Aber unvermittelt schwieg er wieder, wir bogen an der B3 in die Siedlung ab. Ein Stück weiter vorne  ließ er mich aus dem Auto aussteigen, denn hier wohnte er nicht nur mit seinem Bruder sondern da befand sich auch der Familienbetrieb. Ich nahm meine Handtasche und bedankte mich. „Du hast mich gerettet!“ schenkte ich ihm einen sehr dankbaren Blick und löste den Sicherheitsgurt. „Sag,..“, drang unerwartet noch einmal Herberts Stimme an mein Ohr. „…eure Mutter ist doch im Spital. Wie geht’s ihr denn?“ Keine Ahnung, wie Herbert davon erfahren hatte, aber ich freute mich über sein Interesse. „Naja, gar nicht schlecht, laut dem Herrn Primar kann sie Ende der Woche wahrscheinlich schon heimgehen. Wir sind echt froh…“ Ich wusste nicht, wie ich den Blick meines Gegenübers deuten sollte. Es schien fast, als hätte ihm ein Schlag jede freundliche Regung aus dem Gesicht gewischt. Plötzlich hatte ich es eilig, den Wagen zu verlassen.

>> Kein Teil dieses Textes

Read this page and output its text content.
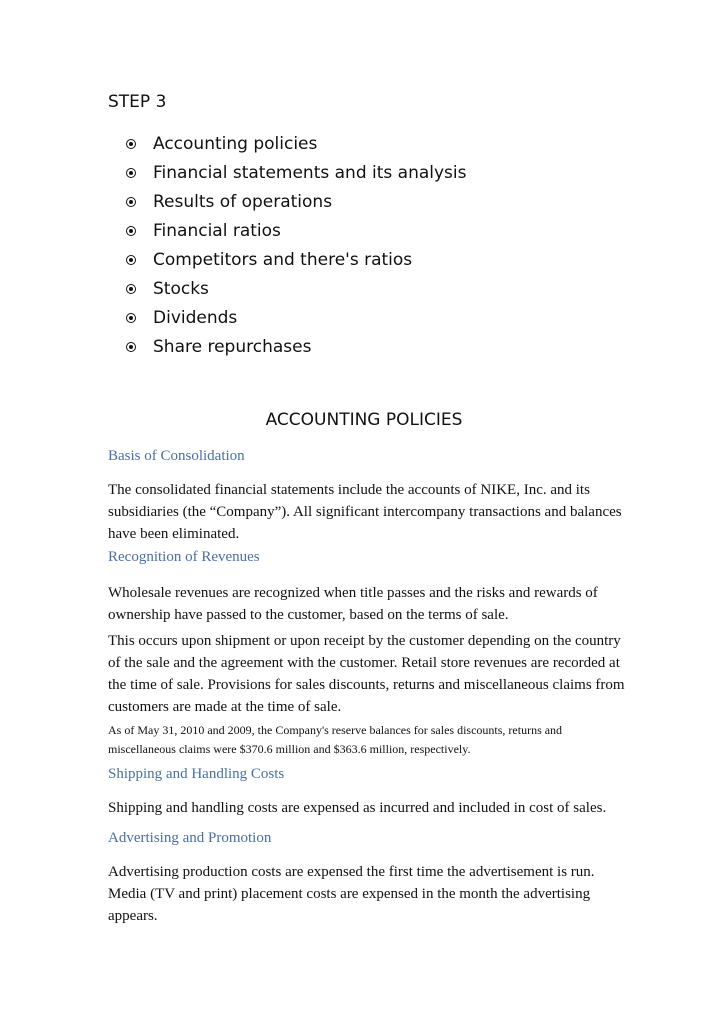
STEP 3
Accounting policies
Financial statements and its analysis
Results of operations
Financial ratios
Competitors and there's ratios
Stocks
Dividends
Share repurchases
ACCOUNTING POLICIES

Basis of Consolidation

The consolidated financial statements include the accounts of NIKE, Inc. and its subsidiaries (the “Company”). All significant intercompany transactions and balances have been eliminated.

Recognition of Revenues

Wholesale revenues are recognized when title passes and the risks and rewards of ownership have passed to the customer, based on the terms of sale.

This occurs upon shipment or upon receipt by the customer depending on the country of the sale and the agreement with the customer. Retail store revenues are recorded at the time of sale. Provisions for sales discounts, returns and miscellaneous claims from customers are made at the time of sale.

As of May 31, 2010 and 2009, the Company's reserve balances for sales discounts, returns and miscellaneous claims were $370.6 million and $363.6 million, respectively.

Shipping and Handling Costs

Shipping and handling costs are expensed as incurred and included in cost of sales.

Advertising and Promotion

Advertising production costs are expensed the first time the advertisement is run. Media (TV and print) placement costs are expensed in the month the advertising appears.
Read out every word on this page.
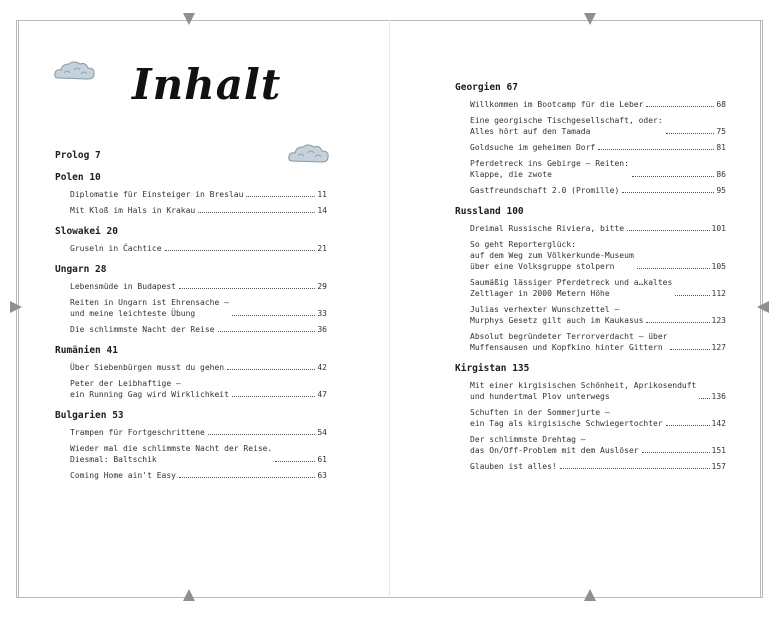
Inhalt
Prolog 7
Polen 10
Diplomatie für Einsteiger in Breslau	11
Mit Kloß im Hals in Krakau	14
Slowakei 20
Gruseln in Čachtice	21
Ungarn 28
Lebensmüde in Budapest	29
Reiten in Ungarn ist Ehrensache –
und meine leichteste Übung	33
Die schlimmste Nacht der Reise	36
Rumänien 41
Über Siebenbürgen musst du gehen	42
Peter der Leibhaftige –
ein Running Gag wird Wirklichkeit	47
Bulgarien 53
Trampen für Fortgeschrittene	54
Wieder mal die schlimmste Nacht der Reise.
Diesmal: Baltschik	61
Coming Home ain't Easy	63
Georgien 67
Willkommen im Bootcamp für die Leber	68
Eine georgische Tischgesellschaft, oder:
Alles hört auf den Tamada	75
Goldsuche im geheimen Dorf	81
Pferdetreck ins Gebirge – Reiten:
Klappe, die zwote	86
Gastfreundschaft 2.0 (Promille)	95
Russland 100
Dreimal Russische Riviera, bitte	101
So geht Reporterglück:
auf dem Weg zum Völkerkunde-Museum
über eine Volksgruppe stolpern	105
Saumäßig lässiger Pferdetreck und a…kaltes
Zeltlager in 2000 Metern Höhe	112
Julias verhexter Wunschzettel –
Murphys Gesetz gilt auch im Kaukasus	123
Absolut begründeter Terrorverdacht – über
Muffensausen und Kopfkino hinter Gittern	127
Kirgistan 135
Mit einer kirgisischen Schönheit, Aprikosenduft
und hundertmal Plov unterwegs	136
Schuften in der Sommerjurte –
ein Tag als kirgisische Schwiegertochter	142
Der schlimmste Drehtag –
das On/Off-Problem mit dem Auslöser	151
Glauben ist alles!	157
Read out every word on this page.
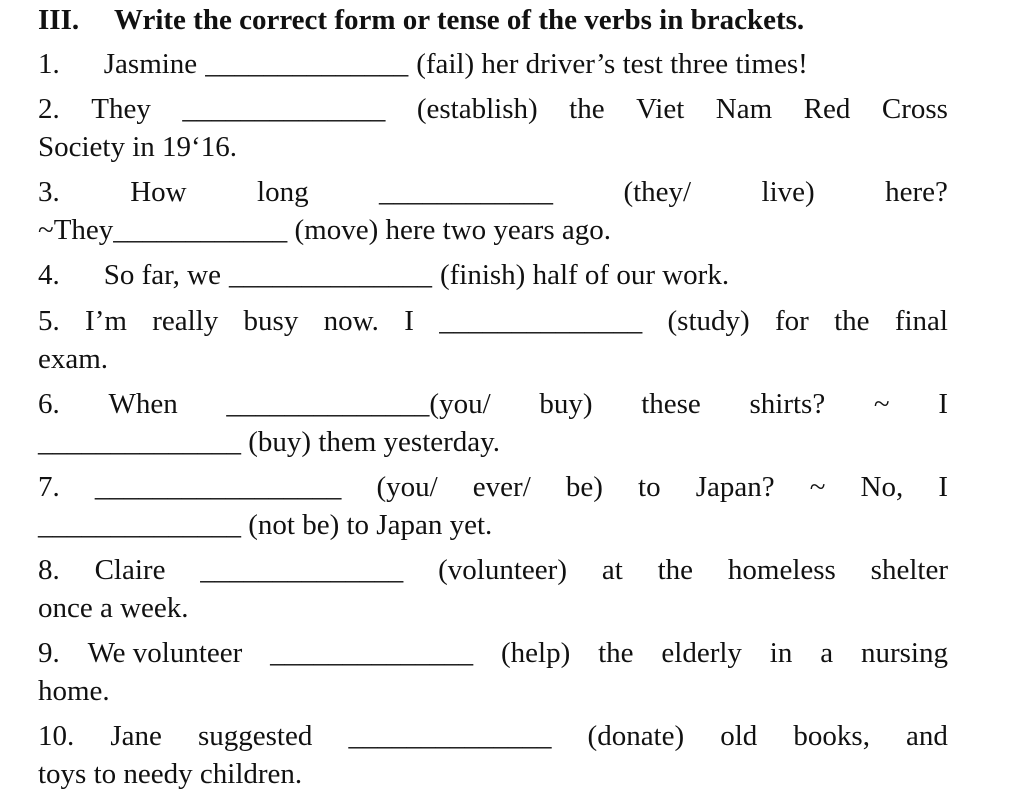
III. Write the correct form or tense of the verbs in brackets.
1. Jasmine ______________ (fail) her driver’s test three times!
2. They ______________ (establish) the Viet Nam Red Cross
Society in 19‘16.
3. How long ____________ (they/ live) here?
~They____________ (move) here two years ago.
4. So far, we ______________ (finish) half of our work.
5. I’m really busy now. I ______________ (study) for the final
exam.
6. When ______________(you/ buy) these shirts? ~ I
______________ (buy) them yesterday.
7. _________________ (you/ ever/ be) to Japan? ~ No, I
______________ (not be) to Japan yet.
8. Claire ______________ (volunteer) at the homeless shelter
once a week.
9. We volunteer ______________ (help) the elderly in a nursing
home.
10. Jane suggested ______________ (donate) old books, and
toys to needy children.
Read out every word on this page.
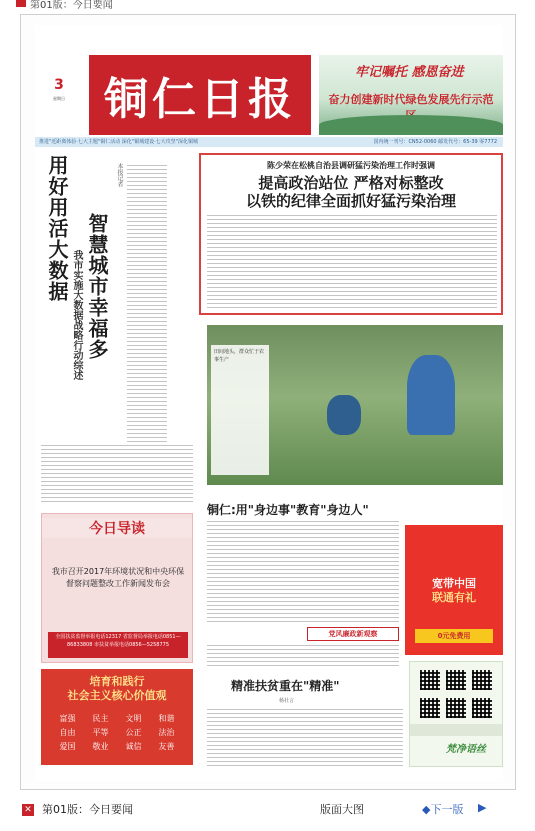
第01版：今日要闻
3
星期日 铜仁日报
牢记嘱托 感恩奋进
奋力创建新时代绿色发展先行示范
推进"近距离体验·七大主题"铜仁活动 深化"铜城建设·七大攻坚"深化铜城	国内统一刊号：CN52-0060 邮发代号：65-39 零7772
用好用活大数据
我市实施大数据战略行动综述 智慧城市幸福多
本报记者	陈少荣在松桃自治县调研猛污染治理工作时强调
提高政治站位 严格对标整改
以铁的纪律全面抓好猛污染治理
田间地头，群众忙于农事生产
今日导读
我市召开2017年环境状况和中央环保督察问题整改工作新闻发布会
全国扶贫监督举报电话12317 省监督局举报电话0851—86833808 市扶贫举报电话0856—5258775
培育和践行
社会主义核心价值观
富强	民主	文明	和谐
自由	平等	公正	法治
爱国	敬业	诚信	友善
铜仁:用"身边事"教育"身边人"
党风廉政新观察
宽带中国
联通有礼
0元免费用
精准扶贫重在"精准"
杨社言
梵净语丝
✕ 第01版：今日要闻	版面大图	◆下一版 ▶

Und ich fragte mich, ob ich irgendetwas Falsches gesagt hatte. Dann verdrängte ich die Szene im Auto wieder. Sie kam mir erst wieder in Erinnerung, als ich am Wochenende relativ spät aufstand und zwischen Kaffee und Butterbrot mein Bruder auf mich zu kam. „Die Frau Danninger ist gestorben, die Seniorchefin von der Firma „Danninger Autoteile“. Kennst eh! Stell dir das vor! Ich wusste gar nicht, dass sie so schwer krank ist!“ Ich hatte es auch nicht gewusst, aber im Laufe des Tages wurde mir bewusst, warum Herbert Danninger plötzlich so eisig reagiert hatte, als ich ihm von der baldigen Genesung meiner Mutter berichtet hatte. Wahrscheinlich sogar unbewusst, aber konnte man ihm verdenken, wie sehr ihm das angesichts des kritischen Zustandes seiner eigenen Mutter zugesetzt hatte?